We tend to think of social media as a relatively recent invention with thoroughly modern implications for how people connect and engage with everything from retail brands to politicians.
It’s disrupted traditional media models and reshaped who we look to when we want to be informed.
The reality is, gathering, filtering and distributing information via a chosen social circle is as old as civilization itself.
Through history, it’s actually the more common way societies shared news.
In his book, Writing on the Wall: Social Media – The First 2,000 Years, Tom Standage points all the way back to ancient Rome for one of the earliest examples of social networking.
Are You Not Informed?
When Roman statesman and orator Marcus Tullius Cicero left Rome in 51 BC, he worried Julius Caesar might attempt to seize power in his absence.

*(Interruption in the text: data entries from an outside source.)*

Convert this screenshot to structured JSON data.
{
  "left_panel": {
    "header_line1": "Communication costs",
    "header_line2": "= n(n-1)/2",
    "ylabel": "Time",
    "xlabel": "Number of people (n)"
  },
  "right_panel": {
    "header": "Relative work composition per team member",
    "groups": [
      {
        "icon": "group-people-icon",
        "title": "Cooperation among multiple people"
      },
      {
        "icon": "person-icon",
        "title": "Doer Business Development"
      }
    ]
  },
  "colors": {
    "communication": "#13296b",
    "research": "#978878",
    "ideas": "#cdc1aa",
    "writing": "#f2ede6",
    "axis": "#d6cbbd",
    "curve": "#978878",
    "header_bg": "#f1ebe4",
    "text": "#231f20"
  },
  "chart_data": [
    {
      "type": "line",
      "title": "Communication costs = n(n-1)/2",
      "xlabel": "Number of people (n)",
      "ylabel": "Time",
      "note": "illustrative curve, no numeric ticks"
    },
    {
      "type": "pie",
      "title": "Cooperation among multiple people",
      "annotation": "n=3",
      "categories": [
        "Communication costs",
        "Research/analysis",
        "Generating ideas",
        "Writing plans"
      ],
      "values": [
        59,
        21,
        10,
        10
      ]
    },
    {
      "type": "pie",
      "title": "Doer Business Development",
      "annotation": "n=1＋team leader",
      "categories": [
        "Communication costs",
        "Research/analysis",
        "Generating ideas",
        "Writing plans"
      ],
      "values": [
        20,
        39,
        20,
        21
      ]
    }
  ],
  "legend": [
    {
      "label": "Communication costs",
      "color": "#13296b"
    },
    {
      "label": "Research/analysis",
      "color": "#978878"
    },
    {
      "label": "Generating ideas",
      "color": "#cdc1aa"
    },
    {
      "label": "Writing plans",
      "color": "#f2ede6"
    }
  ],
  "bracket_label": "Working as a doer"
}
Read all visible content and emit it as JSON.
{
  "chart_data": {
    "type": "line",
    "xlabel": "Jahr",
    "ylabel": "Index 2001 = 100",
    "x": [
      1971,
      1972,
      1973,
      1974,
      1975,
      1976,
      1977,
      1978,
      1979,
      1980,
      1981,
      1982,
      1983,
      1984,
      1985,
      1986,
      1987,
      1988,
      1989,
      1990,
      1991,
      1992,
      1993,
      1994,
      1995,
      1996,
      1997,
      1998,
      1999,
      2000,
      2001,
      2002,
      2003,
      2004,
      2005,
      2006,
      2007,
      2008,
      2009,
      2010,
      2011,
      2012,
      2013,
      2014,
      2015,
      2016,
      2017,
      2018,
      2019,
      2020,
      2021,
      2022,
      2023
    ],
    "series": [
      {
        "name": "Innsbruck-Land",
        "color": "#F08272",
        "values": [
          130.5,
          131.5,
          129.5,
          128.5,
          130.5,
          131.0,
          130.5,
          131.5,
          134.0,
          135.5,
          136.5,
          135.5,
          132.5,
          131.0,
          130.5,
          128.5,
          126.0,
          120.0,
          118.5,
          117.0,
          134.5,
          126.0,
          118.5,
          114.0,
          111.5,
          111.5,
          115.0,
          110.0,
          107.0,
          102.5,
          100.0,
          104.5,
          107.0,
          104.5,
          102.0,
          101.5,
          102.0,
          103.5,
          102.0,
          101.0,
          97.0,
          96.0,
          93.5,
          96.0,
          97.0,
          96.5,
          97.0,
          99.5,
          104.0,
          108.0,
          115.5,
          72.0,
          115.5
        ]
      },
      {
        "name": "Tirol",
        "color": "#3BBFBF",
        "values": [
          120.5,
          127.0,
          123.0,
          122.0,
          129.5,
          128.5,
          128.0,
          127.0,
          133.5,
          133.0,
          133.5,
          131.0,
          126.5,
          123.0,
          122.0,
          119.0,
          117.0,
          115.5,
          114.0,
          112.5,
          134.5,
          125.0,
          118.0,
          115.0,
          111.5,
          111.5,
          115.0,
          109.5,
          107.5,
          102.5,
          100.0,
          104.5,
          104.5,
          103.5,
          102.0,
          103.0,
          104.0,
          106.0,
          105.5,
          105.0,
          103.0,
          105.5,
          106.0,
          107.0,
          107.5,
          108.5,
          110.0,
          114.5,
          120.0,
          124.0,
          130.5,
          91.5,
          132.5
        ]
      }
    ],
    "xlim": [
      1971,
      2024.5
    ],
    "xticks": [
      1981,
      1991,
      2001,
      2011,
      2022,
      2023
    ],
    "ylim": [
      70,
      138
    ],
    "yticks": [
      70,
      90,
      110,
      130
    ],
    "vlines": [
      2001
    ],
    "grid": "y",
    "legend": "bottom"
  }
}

Cicero relied on an elaborate exchange of letters and news, Standage writes, that allowed him to keep surprisingly close tabs on the empire’s capital despite being thousands of miles away.
In something like a Roman retweet, people would frequently share letters and noteworthy speeches, often adding their own commentary or quoting passages from other communiques.
The messages have a lot in common with modern social media, Standage says:
“They are two-way, conversational environments in which information passes horizontally from one person to another along social connections, rather than being delivered vertically from an impersonal central source.”
– Tom Standage
Writing on the Wall: Social Media—The First 2,000 Years
Of course, there are modern best practices that come with effective social media campaigns today (Cicero wasn’t setting daily campaign budgets or worrying about text-to-image ratios).
But it’s a good reminder that humans are hard-wired to share information with their tribes while adding their own opinions and perspectives.